The research team reported the campaign in its SOHO Pharming white paper, confirming that the majority of the victims were in Europe and Asia.
"In January 2014, Team Cymru's Enterprise Intelligence Services began investigating a SOHO pharming campaign that had overwritten router DNS [domain name system] settings in central Europe," the paper noted.
"To date, we have identified 300,000 devices, predominantly in Europe and Asia, which we believe have been compromised as part of this campaign, one of which dates back to at least mid-December 2013."
In man-in-the-middle attacks, hackers hijack control of data while it is in transit and redirect it to their own site or server.
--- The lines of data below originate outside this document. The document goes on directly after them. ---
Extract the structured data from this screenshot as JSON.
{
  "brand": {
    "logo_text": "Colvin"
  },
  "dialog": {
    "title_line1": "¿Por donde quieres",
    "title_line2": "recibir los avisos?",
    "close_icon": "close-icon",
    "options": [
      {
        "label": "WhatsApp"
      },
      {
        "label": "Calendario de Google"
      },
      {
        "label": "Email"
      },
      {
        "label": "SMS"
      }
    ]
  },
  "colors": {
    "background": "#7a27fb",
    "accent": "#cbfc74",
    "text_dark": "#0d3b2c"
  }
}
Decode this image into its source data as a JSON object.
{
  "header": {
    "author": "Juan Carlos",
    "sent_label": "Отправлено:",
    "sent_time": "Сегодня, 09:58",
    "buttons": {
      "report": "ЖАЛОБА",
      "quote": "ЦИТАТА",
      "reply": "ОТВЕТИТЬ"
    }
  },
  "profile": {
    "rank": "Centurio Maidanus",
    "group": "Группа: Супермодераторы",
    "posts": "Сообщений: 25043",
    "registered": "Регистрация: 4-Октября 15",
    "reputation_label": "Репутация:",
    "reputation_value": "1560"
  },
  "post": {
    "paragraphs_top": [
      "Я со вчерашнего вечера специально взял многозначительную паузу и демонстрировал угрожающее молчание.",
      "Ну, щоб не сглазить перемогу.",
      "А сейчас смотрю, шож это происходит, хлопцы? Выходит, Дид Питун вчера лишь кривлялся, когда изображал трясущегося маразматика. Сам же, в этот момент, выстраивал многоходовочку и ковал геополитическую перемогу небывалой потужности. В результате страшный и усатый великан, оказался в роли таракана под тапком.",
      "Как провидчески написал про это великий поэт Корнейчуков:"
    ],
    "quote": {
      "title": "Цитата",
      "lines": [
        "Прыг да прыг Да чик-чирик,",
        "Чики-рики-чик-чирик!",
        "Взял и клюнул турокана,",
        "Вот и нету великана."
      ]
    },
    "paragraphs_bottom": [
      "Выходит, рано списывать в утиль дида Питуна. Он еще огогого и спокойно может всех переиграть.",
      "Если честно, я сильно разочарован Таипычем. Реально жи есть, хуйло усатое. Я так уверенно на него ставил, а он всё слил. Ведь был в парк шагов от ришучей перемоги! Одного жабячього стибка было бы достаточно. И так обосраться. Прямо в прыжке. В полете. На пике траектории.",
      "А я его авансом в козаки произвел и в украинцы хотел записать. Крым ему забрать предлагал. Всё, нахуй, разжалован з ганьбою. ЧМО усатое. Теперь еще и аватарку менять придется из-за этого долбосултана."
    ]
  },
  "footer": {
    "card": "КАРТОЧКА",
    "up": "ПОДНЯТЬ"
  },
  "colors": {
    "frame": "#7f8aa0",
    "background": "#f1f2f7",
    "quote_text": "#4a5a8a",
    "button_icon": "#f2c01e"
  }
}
The tactic is used to force victims to visit malicious sites, siphon data or target them with bogus advertising networks owned by the hackers.
Team Cymru said it did not detect any evidence to suggest the two IP addresses were being used for any of these purposes, leaving the criminals' end goal a mystery.
"In our tests, the SOHO pharming servers appeared to forward our DNS requests onto legitimate authoritative servers," read the paper.
"Attempts to log in to local banking websites in affected countries, and to download software updates from Adobe and others all appeared to function normally, though many requests resolved noticeably slowly or failed to complete. Websites tested also appeared to display normal advertising using these DNS servers."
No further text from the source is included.